Saturday 3 December 2022

 

The Bullet that Missed, by Richard Osman.

           


Game-show host Richard Osman has, with his third novel about a gang of retirement-village sleuths, cemented his reputation as the new master of the comic Crime novel:  his Thursday Murder Club series is rightly lauded as perfect entertainment, while glossing over none of the sadness and isolation that affect so many of the elderly – and the vulnerability, physical and emotional, that they are forced to deal with in their everyday lives, as shown so powerfully in Book Two, ‘The Man Who Died Twice’.

In Book Three, the gang is still meeting every Thursday, and have decided that their latest cold case investigation should centre upon the murder ten years before of Bethany Waites, an ambitious and talented young TV journalist whose car was found at the bottom of a Dover cliff.  Her blood and clothes were found in the car, but her body has never been found.  There was no doubt of her murder, as she was investigating a huge VAT fraud at the time, but the police investigation revealed practically nothing – just the sort of mystery that former spy Elizabeth, retired nurse Joyce (whose new rescue dog Alan loves them ALL with tongue-licking abandon), retired psychiatrist Ibrahim, and former firebrand unionist Ron delight in sinking their teeth into.
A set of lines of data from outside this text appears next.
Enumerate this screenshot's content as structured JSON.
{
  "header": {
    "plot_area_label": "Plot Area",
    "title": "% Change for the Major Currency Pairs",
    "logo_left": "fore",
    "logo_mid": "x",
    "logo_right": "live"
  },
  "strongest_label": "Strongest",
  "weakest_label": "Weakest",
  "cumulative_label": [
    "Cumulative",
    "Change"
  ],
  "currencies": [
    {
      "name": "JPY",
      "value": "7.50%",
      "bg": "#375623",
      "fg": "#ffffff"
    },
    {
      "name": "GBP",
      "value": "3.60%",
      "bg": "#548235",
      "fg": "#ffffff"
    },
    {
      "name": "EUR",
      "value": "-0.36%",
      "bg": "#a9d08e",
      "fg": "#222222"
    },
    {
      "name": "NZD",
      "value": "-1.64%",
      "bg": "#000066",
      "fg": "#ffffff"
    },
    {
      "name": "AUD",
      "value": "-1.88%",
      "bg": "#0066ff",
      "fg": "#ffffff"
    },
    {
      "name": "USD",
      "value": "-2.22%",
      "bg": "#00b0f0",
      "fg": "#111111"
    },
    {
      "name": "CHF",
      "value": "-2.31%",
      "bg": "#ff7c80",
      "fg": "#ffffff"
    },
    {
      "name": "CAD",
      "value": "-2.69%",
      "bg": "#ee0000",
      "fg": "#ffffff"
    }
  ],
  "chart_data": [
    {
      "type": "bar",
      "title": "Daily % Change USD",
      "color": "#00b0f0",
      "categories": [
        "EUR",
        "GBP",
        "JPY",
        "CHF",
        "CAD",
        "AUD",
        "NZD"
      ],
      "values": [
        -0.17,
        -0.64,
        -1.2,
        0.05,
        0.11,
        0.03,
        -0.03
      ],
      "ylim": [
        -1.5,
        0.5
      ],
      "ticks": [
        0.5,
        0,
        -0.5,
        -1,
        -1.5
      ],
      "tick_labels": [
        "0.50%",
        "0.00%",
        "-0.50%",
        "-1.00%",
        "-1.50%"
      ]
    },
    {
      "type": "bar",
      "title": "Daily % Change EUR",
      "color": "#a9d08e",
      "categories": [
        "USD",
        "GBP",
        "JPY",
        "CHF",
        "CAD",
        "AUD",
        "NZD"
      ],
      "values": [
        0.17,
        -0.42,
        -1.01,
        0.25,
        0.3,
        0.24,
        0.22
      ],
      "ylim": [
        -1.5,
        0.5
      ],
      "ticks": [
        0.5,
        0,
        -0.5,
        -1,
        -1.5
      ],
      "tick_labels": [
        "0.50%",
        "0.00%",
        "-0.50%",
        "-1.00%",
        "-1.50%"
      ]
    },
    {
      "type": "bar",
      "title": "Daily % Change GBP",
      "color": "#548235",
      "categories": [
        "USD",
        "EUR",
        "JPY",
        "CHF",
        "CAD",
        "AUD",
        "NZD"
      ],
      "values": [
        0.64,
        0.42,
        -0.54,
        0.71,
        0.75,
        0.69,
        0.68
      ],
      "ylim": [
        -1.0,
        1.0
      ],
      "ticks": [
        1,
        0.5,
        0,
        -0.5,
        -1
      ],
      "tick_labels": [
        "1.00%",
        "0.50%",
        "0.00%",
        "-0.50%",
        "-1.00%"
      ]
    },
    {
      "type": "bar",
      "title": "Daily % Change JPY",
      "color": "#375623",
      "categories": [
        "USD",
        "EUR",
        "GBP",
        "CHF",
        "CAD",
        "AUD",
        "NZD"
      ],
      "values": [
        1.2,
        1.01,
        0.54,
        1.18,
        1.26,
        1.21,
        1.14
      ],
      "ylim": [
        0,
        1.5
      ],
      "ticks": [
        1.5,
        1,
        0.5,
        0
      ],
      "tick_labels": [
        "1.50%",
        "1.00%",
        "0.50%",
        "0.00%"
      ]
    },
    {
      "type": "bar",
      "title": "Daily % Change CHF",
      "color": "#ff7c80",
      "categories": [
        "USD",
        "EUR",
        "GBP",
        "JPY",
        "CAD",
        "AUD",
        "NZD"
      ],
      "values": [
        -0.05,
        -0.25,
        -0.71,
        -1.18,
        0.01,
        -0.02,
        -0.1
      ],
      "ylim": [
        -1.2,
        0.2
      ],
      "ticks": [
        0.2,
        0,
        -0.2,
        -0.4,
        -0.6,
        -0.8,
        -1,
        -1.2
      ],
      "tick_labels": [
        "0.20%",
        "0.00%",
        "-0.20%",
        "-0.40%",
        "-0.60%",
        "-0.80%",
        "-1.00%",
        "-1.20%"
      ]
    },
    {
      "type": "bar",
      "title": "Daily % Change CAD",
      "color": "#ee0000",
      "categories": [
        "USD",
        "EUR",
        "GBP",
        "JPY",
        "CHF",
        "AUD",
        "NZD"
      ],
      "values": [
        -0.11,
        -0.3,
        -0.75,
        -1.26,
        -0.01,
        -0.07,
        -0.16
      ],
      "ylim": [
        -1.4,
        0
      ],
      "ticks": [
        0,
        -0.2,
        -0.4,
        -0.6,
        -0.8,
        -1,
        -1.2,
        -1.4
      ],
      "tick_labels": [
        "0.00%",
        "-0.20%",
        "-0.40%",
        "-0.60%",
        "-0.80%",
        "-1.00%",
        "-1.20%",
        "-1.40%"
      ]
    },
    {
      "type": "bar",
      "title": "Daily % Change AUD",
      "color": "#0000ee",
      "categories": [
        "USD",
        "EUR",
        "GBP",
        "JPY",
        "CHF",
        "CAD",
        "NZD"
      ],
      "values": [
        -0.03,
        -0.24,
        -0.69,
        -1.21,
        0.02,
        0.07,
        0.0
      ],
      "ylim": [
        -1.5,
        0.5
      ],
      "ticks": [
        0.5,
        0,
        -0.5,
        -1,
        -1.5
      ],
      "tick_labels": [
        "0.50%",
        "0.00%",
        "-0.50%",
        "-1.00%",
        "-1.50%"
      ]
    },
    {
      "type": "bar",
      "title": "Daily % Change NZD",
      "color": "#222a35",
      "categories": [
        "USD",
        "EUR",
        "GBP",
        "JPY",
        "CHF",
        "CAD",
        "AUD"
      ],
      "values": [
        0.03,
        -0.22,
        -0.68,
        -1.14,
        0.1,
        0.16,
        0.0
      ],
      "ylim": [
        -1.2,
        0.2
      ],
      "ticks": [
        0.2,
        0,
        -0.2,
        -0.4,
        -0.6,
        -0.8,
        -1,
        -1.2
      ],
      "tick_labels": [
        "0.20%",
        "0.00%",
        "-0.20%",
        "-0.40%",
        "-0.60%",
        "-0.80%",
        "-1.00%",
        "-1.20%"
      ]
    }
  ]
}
There’s just a tiny complication, though:  Elizabeth has just received a text from an unknown number instructing her to kill Viktor, an old friend from her spying days, a retired (naturally!) KGB officer, who now lives in great style and wealth in London as a money-launderer:  if Viktor is not disposed of in two weeks, Joyce will die.

Naturally, Joyce is blissfully unaware that she may have only a fortnight to live, and when she and Elizabeth take the train to the Big Smoke, she is enjoying herself tremendously – until she meets Viktor in his palatial Penthouse and Elizabeth suddenly points a big gun at him:  even her threat never to speak to her best friend EVER again does not persuade Elizabeth to lower her weapon.  What had been a lovely day out (it wasn’t even raining!) has turned into the worst time of Joyce’s life.

Once again, we are all willingly sitting in the palm of Mr Osman’s hand:  his plotting is water-tight and his supporting characters are, as always, people like thee and me, and wholly delightful (as thee and me are)!  And because life isn’t always a laugh a minute – even though it should be – we must make the journey with Elizabeth as she witnesses her beloved husband’s inexorable decline into dementia.  With this great series, Mr Osman has shown that he is a true voice of Those of a Certain Age – the Elderly.  And he does it with great style and wit.  Well done!  FIVE STARS.